Most men fail to come to grips with nature's intricacies. When they find a fossil they are satisfied with a cursory look. As for flowers, insects, animals, birds, they turn away from them if they serve no practical purpose. And because men do not care to probe, they resent or fear my studies. I have been made to feel this through the years.

They accuse me of wizardry...alchemy...vile practices.
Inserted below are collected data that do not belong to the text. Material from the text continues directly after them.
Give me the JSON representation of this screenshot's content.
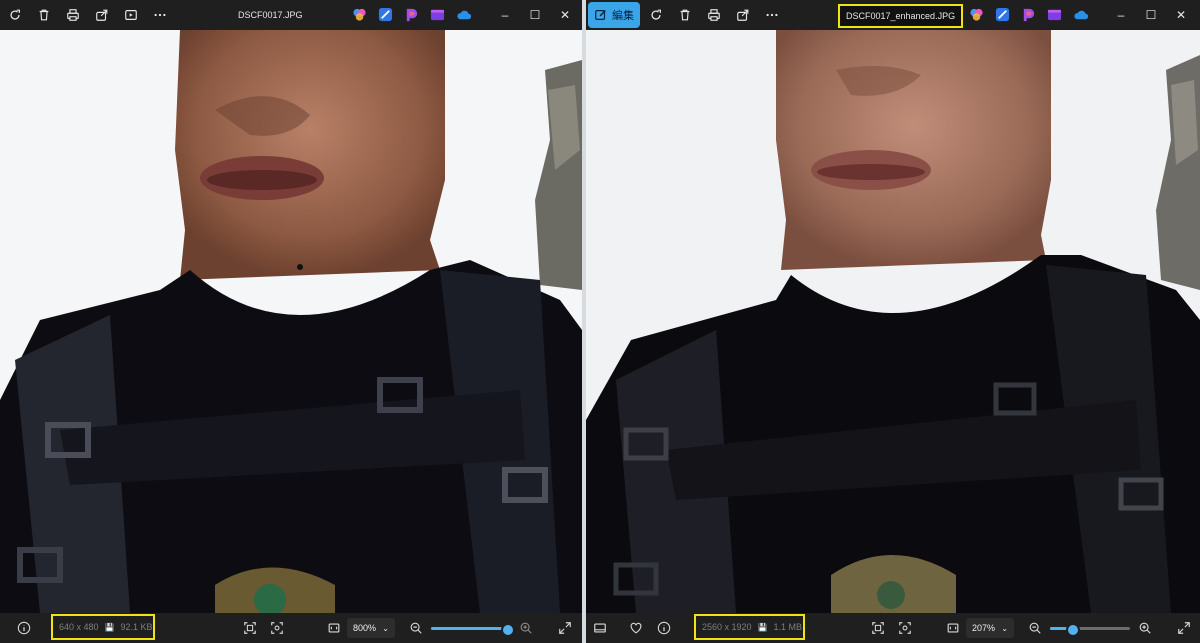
{
  "left_window": {
    "title": "DSCF0017.JPG",
    "dimensions": "640 x 480",
    "file_size": "92.1 KB",
    "zoom": "800%",
    "zoom_slider_fraction": 0.96
  },
  "right_window": {
    "edit_label": "編集",
    "title": "DSCF0017_enhanced.JPG",
    "dimensions": "2560 x 1920",
    "file_size": "1.1 MB",
    "zoom": "207%",
    "zoom_slider_fraction": 0.29
  },
  "icons": {
    "rotate": "rotate-icon",
    "delete": "delete-icon",
    "print": "print-icon",
    "share": "share-icon",
    "slideshow": "slideshow-icon",
    "more": "more-icon",
    "info": "info-icon",
    "favorite": "heart-icon",
    "zoom_out": "zoom-out-icon",
    "zoom_in": "zoom-in-icon",
    "fullscreen": "fullscreen-icon"
  },
  "colors": {
    "highlight": "#f1e214",
    "accent": "#53b1f0",
    "titlebar": "#1f1f1f"
  }
}
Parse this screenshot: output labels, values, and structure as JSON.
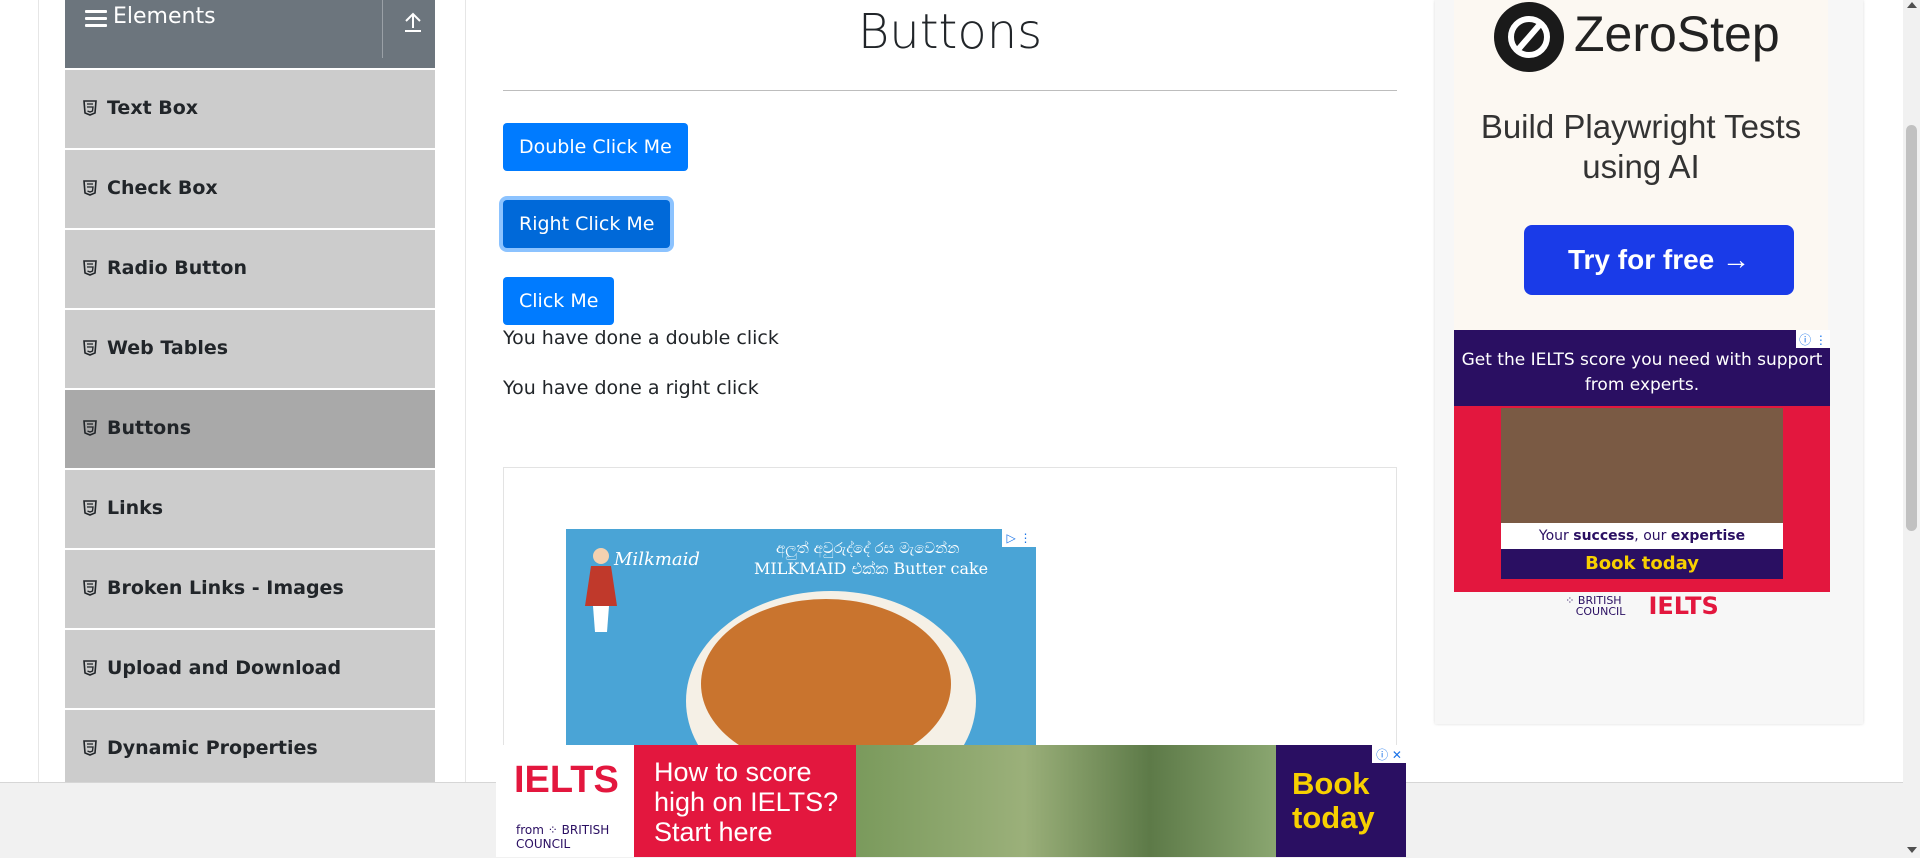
{
  "sidebar": {
    "group_title": "Elements",
    "items": [
      {
        "label": "Text Box",
        "active": false
      },
      {
        "label": "Check Box",
        "active": false
      },
      {
        "label": "Radio Button",
        "active": false
      },
      {
        "label": "Web Tables",
        "active": false
      },
      {
        "label": "Buttons",
        "active": true
      },
      {
        "label": "Links",
        "active": false
      },
      {
        "label": "Broken Links - Images",
        "active": false
      },
      {
        "label": "Upload and Download",
        "active": false
      },
      {
        "label": "Dynamic Properties",
        "active": false
      }
    ]
  },
  "main": {
    "title": "Buttons",
    "double_click_button": "Double Click Me",
    "right_click_button": "Right Click Me",
    "click_button": "Click Me",
    "double_click_message": "You have done a double click",
    "right_click_message": "You have done a right click"
  },
  "ads": {
    "zerostep": {
      "name": "ZeroStep",
      "tagline": "Build Playwright Tests using AI",
      "cta": "Try for free →"
    },
    "ielts_side": {
      "headline": "Get the IELTS score you need with support from experts.",
      "tagline_pre": "Your ",
      "tagline_b1": "success",
      "tagline_mid": ", our ",
      "tagline_b2": "expertise",
      "cta": "Book today",
      "council_line1": "BRITISH",
      "council_line2": "COUNCIL",
      "brand": "IELTS"
    },
    "milkmaid": {
      "brand": "Milkmaid",
      "line1": "අලුත් අවුරුද්දේ රස මැවෙන්න",
      "line2": "MILKMAID එක්ක Butter cake"
    },
    "ielts_bottom": {
      "brand": "IELTS",
      "from": "from",
      "council": "BRITISH COUNCIL",
      "headline": "How to score high on IELTS? Start here",
      "cta": "Book today"
    }
  },
  "colors": {
    "primary": "#007bff",
    "sidebar_header": "#6c757d",
    "sidebar_item": "#cccccc",
    "sidebar_active": "#a9a9a9"
  }
}
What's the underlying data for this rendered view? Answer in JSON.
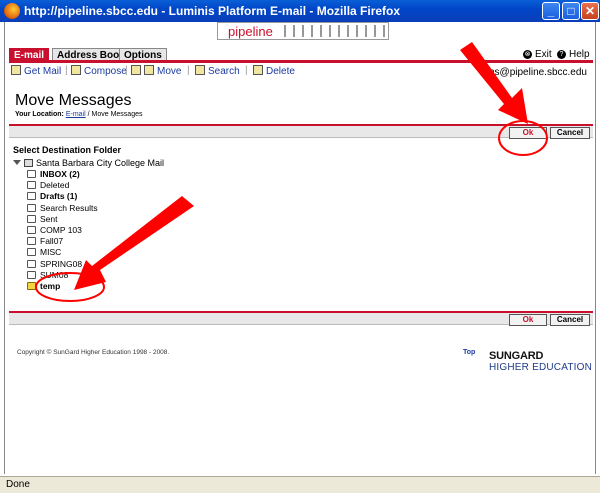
{
  "window": {
    "title": "http://pipeline.sbcc.edu - Luminis Platform E-mail - Mozilla Firefox",
    "minimize": "_",
    "maximize": "□",
    "close": "✕"
  },
  "banner": {
    "brand": "pipeline"
  },
  "tabs": [
    {
      "label": "E-mail",
      "active": true
    },
    {
      "label": "Address Book",
      "active": false
    },
    {
      "label": "Options",
      "active": false
    }
  ],
  "top_links": {
    "exit": "Exit",
    "help": "Help",
    "exit_icon": "⊗",
    "help_icon": "?"
  },
  "toolbar": {
    "get_mail": "Get Mail",
    "compose": "Compose",
    "move": "Move",
    "search": "Search",
    "delete": "Delete",
    "separator": "|"
  },
  "user_email": "tkins@pipeline.sbcc.edu",
  "page": {
    "heading": "Move Messages",
    "location_label": "Your Location:",
    "location_link": "E-mail",
    "location_rest": "/ Move Messages"
  },
  "buttons": {
    "ok": "Ok",
    "cancel": "Cancel"
  },
  "select_heading": "Select Destination Folder",
  "tree": {
    "root": "Santa Barbara City College Mail",
    "folders": [
      {
        "label": "INBOX (2)",
        "bold": true,
        "selected": false
      },
      {
        "label": "Deleted",
        "bold": false,
        "selected": false
      },
      {
        "label": "Drafts (1)",
        "bold": true,
        "selected": false
      },
      {
        "label": "Search Results",
        "bold": false,
        "selected": false
      },
      {
        "label": "Sent",
        "bold": false,
        "selected": false
      },
      {
        "label": "COMP 103",
        "bold": false,
        "selected": false
      },
      {
        "label": "Fall07",
        "bold": false,
        "selected": false
      },
      {
        "label": "MISC",
        "bold": false,
        "selected": false
      },
      {
        "label": "SPRING08",
        "bold": false,
        "selected": false
      },
      {
        "label": "SUM08",
        "bold": false,
        "selected": false
      },
      {
        "label": "temp",
        "bold": true,
        "selected": true
      }
    ]
  },
  "footer": {
    "copyright": "Copyright © SunGard Higher Education 1998 - 2008.",
    "top_link": "Top",
    "logo_line1": "SUNGARD",
    "logo_line2": "HIGHER EDUCATION"
  },
  "status": "Done",
  "colors": {
    "accent": "#c8102e",
    "link": "#1a3aa0",
    "annotation": "#ff0000"
  }
}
My studio door is banged open.

"Help me, Maestro...oh, God, help me!"

And I try... I draw out pus... I patch a hole in a rogue's leg... I sew up flesh...but the same man, when he is well, whispers lies about me :

"He steals bodies from the morgue! He steals dead men's legs...he slices men's skulls in half!"

The body's secrets, the mind's secrets...we must unlock them!

In his Amboise armory, facing the Loire, Francis showed me his trophies and gear: his new armor from Cadiz, engraved with floral patterns; his father's armor inlaid with gold and silver (from Milan); a plumed helmet with the regal salamander in brass and copper inlay; a circular shield inscribed AFTER DEFEAT VICTORY.

We spent a morning among spears, pikes, swords, scabbards, helmets, bows and arrows, arquebuses...standards...saddlery. The King admired a Toledo sword and a pair of antique Hungarian spurs. I was taken by an engraved dagger from Greece-Homeric lines along its shaft.

Leaning on a pike staff, Francis spoke excitedly about his conquest of Milan:

"...How we fought! Was it for twenty-eight hours or longer? I thought our cavalry would mow down the Swiss...the Swiss kept rushing toward us...it was our artillery that destroyed them...I fought on my great Conde, the chestnut you admired...he was wounded, badly wounded...I had to leave him...I had my visor smashed...my shoulder was sliced open...it was like your Anghiari... horses...men...smoke and dust...at times I couldn't see...everybody yelling...drums beating...the Venetian troops saved us...

"By God, it was terrible...sometimes I felt alone...sometimes I thought my own men would kill me."